1. You may use the Product solely for personal non-commercial purposes. Copying of the Product is permitted for personal backup or archival purposes only.
2. You shall not:
(1) Allow anyone but yourself to be exposed to this Product during use;
(2) Reproduce, duplicate, modify, adapt, reverse engineer, decompile, translate or otherwise tamper with the Product, in whole or in part, or develop any derivative works thereof;
(3) Sell, distribute, license, sublicense, lend, rent, lease, export or otherwise transfer the Product, in whole or in part, to others;
(4) Broadcast, stream online, publicly perform, upload, share or otherwise use the Product outside the scope of personal non-commercial use, in whole or in part; or
(5) Allow or enable others to use the Product to perform or attempt to perform any of the prohibited acts referred to in (1) through (4) above.
Performance of any of the aforementioned prohibited acts shall automatically result in the termination of your license.
3. The Product is protected by copyright. MINDVISION retains all title and ownership of the audio recordings as well as accompanying documentation and other proprietary material on the CD(s) or downloadable file(s), and any and all copies thereof, regardless of form or media. You may be held legally responsible for any copyright infringement that is caused by your failure to abide by the terms of this Agreement.
4. The use of the Product shall be solely at your own risk. MINDVISION shall not be responsible for misuse of the Product. The Product is provided “as is” and without warranty of any kind, and MINDVISION explicitly disclaims all warranties, express or implied, including but not limited to the implied warranties of title, merchantability, non-infringement and fitness for a particular purpose, to the fullest extent permitted by law.

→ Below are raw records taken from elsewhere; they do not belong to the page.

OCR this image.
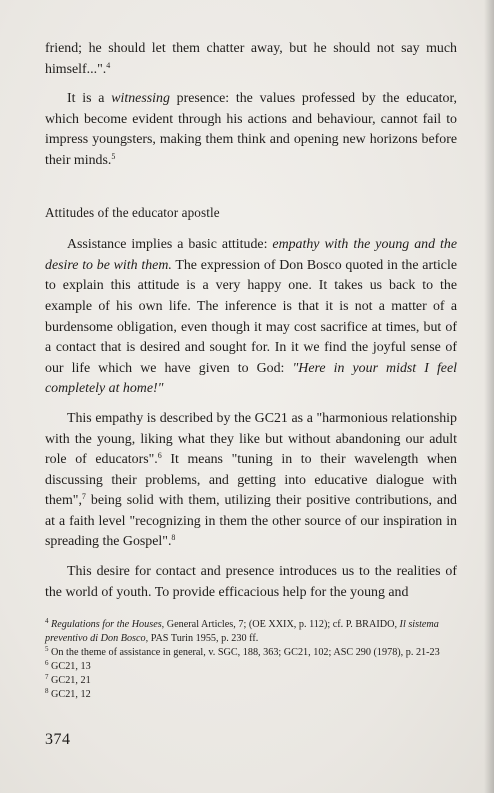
friend; he should let them chatter away, but he should not say much himself...".$^4$

It is a witnessing presence: the values professed by the educator, which become evident through his actions and behaviour, cannot fail to impress youngsters, making them think and opening new horizons before their minds.$^5$

Attitudes of the educator apostle

Assistance implies a basic attitude: empathy with the young and the desire to be with them. The expression of Don Bosco quoted in the article to explain this attitude is a very happy one. It takes us back to the example of his own life. The inference is that it is not a matter of a burdensome obligation, even though it may cost sacrifice at times, but of a contact that is desired and sought for. In it we find the joyful sense of our life which we have given to God: "Here in your midst I feel completely at home!"

This empathy is described by the GC21 as a "harmonious relationship with the young, liking what they like but without abandoning our adult role of educators".$^6$ It means "tuning in to their wavelength when discussing their problems, and getting into educative dialogue with them",$^7$ being solid with them, utilizing their positive contributions, and at a faith level "recognizing in them the other source of our inspiration in spreading the Gospel".$^8$

This desire for contact and presence introduces us to the realities of the world of youth. To provide efficacious help for the young and

$^4$ Regulations for the Houses, General Articles, 7; (OE XXIX, p. 112); cf. P. BRAIDO, Il sistema preventivo di Don Bosco, PAS Turin 1955, p. 230 ff.

$^5$ On the theme of assistance in general, v. SGC, 188, 363; GC21, 102; ASC 290 (1978), p. 21-23

$^6$ GC21, 13

$^7$ GC21, 21

$^8$ GC21, 12

374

To the extent permitted by law, MINDVISION does not warrant that the Product will meet your requirements or that any defects in the Product will be corrected. To the full extent permitted by law, you agree to indemnify and hold harmless MINDVISION, its Directors, officers, employees, owners, agents, representatives, etc. against any liabilities, penalties, demands or claims arising out of the use of the Product. To the extent permitted by law, in no event will MINDVISION be liable to you or any other person or entity for any damages of any kind or nature, whether arising in contract, tort or otherwise, including but not limited to, any lost profits, lost savings or other indirect, incidental, consequential, special or exemplary damages arising out of the use of the Product, even if such damages are foreseeable or if MINDVISION has been advised of the possibility of such damages, and in any event, any liability of MINDVISION arising out of or in connection with this Agreement or your use of the Product shall not exceed the amount paid by you to MINDVISION for the Product.

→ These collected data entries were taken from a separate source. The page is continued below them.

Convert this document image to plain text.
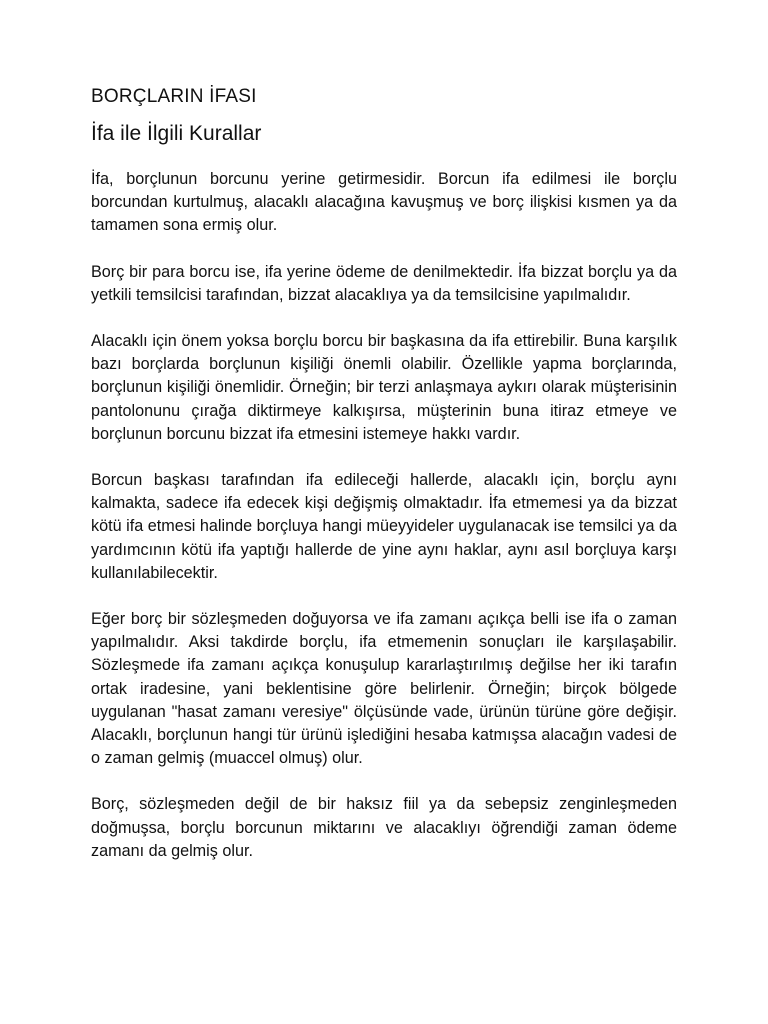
BORÇLARIN İFASI
İfa ile İlgili Kurallar

İfa, borçlunun borcunu yerine getirmesidir. Borcun ifa edilmesi ile borçlu borcundan kurtulmuş, alacaklı alacağına kavuşmuş ve borç ilişkisi kısmen ya da tamamen sona ermiş olur.

Borç bir para borcu ise, ifa yerine ödeme de denilmektedir. İfa bizzat borçlu ya da yetkili temsilcisi tarafından, bizzat alacaklıya ya da temsilcisine yapılmalıdır.

Alacaklı için önem yoksa borçlu borcu bir başkasına da ifa ettirebilir. Buna karşılık bazı borçlarda borçlunun kişiliği önemli olabilir. Özellikle yapma borçlarında, borçlunun kişiliği önemlidir. Örneğin; bir terzi anlaşmaya aykırı olarak müşterisinin pantolonunu çırağa diktirmeye kalkışırsa, müşterinin buna itiraz etmeye ve borçlunun borcunu bizzat ifa etmesini istemeye hakkı vardır.

Borcun başkası tarafından ifa edileceği hallerde, alacaklı için, borçlu aynı kalmakta, sadece ifa edecek kişi değişmiş olmaktadır. İfa etmemesi ya da bizzat kötü ifa etmesi halinde borçluya hangi müeyyideler uygulanacak ise temsilci ya da yardımcının kötü ifa yaptığı hallerde de yine aynı haklar, aynı asıl borçluya karşı kullanılabilecektir.

Eğer borç bir sözleşmeden doğuyorsa ve ifa zamanı açıkça belli ise ifa o zaman yapılmalıdır. Aksi takdirde borçlu, ifa etmemenin sonuçları ile karşılaşabilir. Sözleşmede ifa zamanı açıkça konuşulup kararlaştırılmış değilse her iki tarafın ortak iradesine, yani beklentisine göre belirlenir. Örneğin; birçok bölgede uygulanan "hasat zamanı veresiye" ölçüsünde vade, ürünün türüne göre değişir. Alacaklı, borçlunun hangi tür ürünü işlediğini hesaba katmışsa alacağın vadesi de o zaman gelmiş (muaccel olmuş) olur.

Borç, sözleşmeden değil de bir haksız fiil ya da sebepsiz zenginleşmeden doğmuşsa, borçlu borcunun miktarını ve alacaklıyı öğrendiği zaman ödeme zamanı da gelmiş olur.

5. No oral or written information or advice given by MINDVISION or its authorized representative(s) shall create or constitute a warranty in any way.

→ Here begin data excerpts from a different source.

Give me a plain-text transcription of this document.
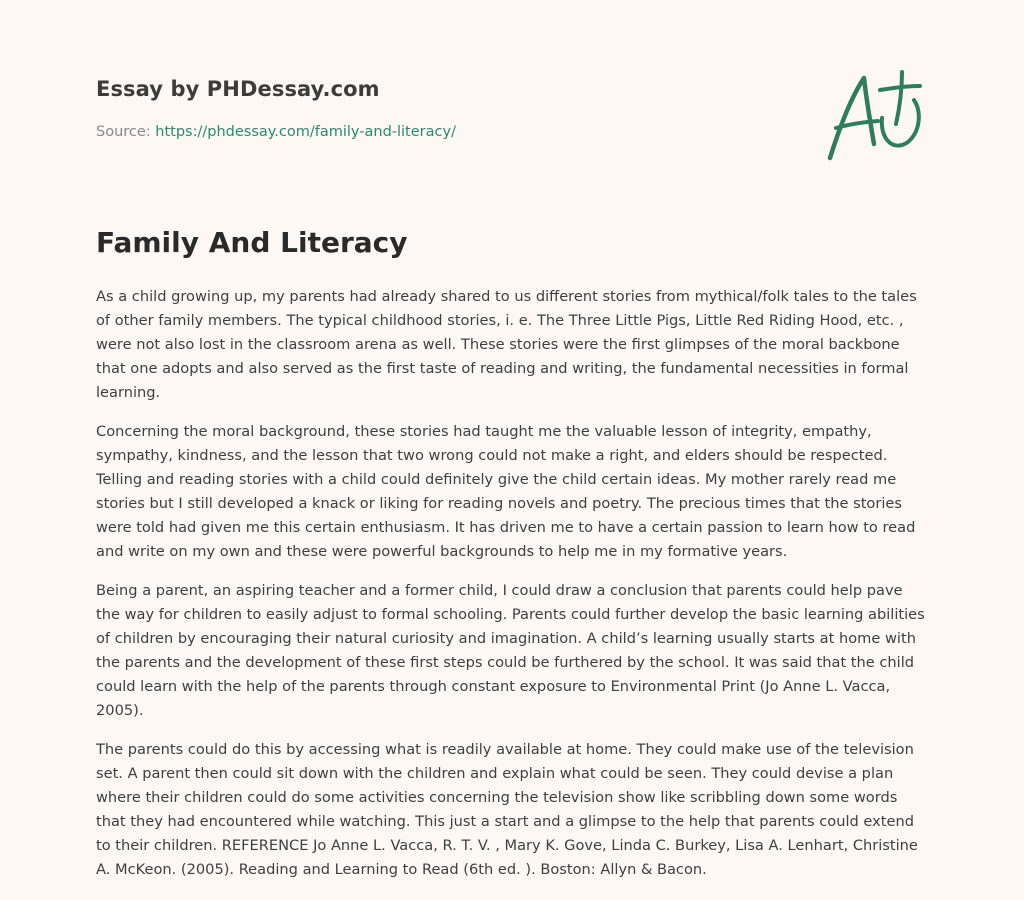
Essay by PHDessay.com
Source: https://phdessay.com/family-and-literacy/
Family And Literacy

As a child growing up, my parents had already shared to us different stories from mythical/folk tales to the tales of other family members. The typical childhood stories, i. e. The Three Little Pigs, Little Red Riding Hood, etc. , were not also lost in the classroom arena as well. These stories were the first glimpses of the moral backbone that one adopts and also served as the first taste of reading and writing, the fundamental necessities in formal learning.

Concerning the moral background, these stories had taught me the valuable lesson of integrity, empathy, sympathy, kindness, and the lesson that two wrong could not make a right, and elders should be respected. Telling and reading stories with a child could definitely give the child certain ideas. My mother rarely read me stories but I still developed a knack or liking for reading novels and poetry. The precious times that the stories were told had given me this certain enthusiasm. It has driven me to have a certain passion to learn how to read and write on my own and these were powerful backgrounds to help me in my formative years.

Being a parent, an aspiring teacher and a former child, I could draw a conclusion that parents could help pave the way for children to easily adjust to formal schooling. Parents could further develop the basic learning abilities of children by encouraging their natural curiosity and imagination. A child’s learning usually starts at home with the parents and the development of these first steps could be furthered by the school. It was said that the child could learn with the help of the parents through constant exposure to Environmental Print (Jo Anne L. Vacca, 2005).

The parents could do this by accessing what is readily available at home. They could make use of the television set. A parent then could sit down with the children and explain what could be seen. They could devise a plan where their children could do some activities concerning the television show like scribbling down some words that they had encountered while watching. This just a start and a glimpse to the help that parents could extend to their children. REFERENCE Jo Anne L. Vacca, R. T. V. , Mary K. Gove, Linda C. Burkey, Lisa A. Lenhart, Christine A. McKeon. (2005). Reading and Learning to Read (6th ed. ). Boston: Allyn & Bacon.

6. This Product is not intended for use in the diagnosis, cure, treatment, or prevention of disease or any other medical or mental health condition. You shall seek expert advice from a competent medical professional in regards to the suitability and safety of the Product for you.
7. This Agreement will terminate immediately without notice from MINDVISION if you fail to comply with any provision of this Agreement. Upon termination, you shall destroy the Product and all copies thereof.
8. This Agreement shall be governed by and interpreted in accordance with the laws of New South Wales, Australia. Any disputes relating to this Agreement shall be resolved by a court of competent jurisdiction within New South Wales, Australia. If any provision of this Agreement is found to be unenforceable for any reason, it shall be deemed severable from this Agreement, and shall in no way affect the enforceability of the remaining provisions of this Agreement.
9. Non-exercise by MINDVISION of its right(s) shall in no way constitute a future waiver of such right(s) or of any of the provisions of this Agreement.
10. This Agreement constitutes the entire agreement on the Product between you and MINDVISION and supersedes all prior agreements, understandings and proposals (whether written or oral) relating to the Product.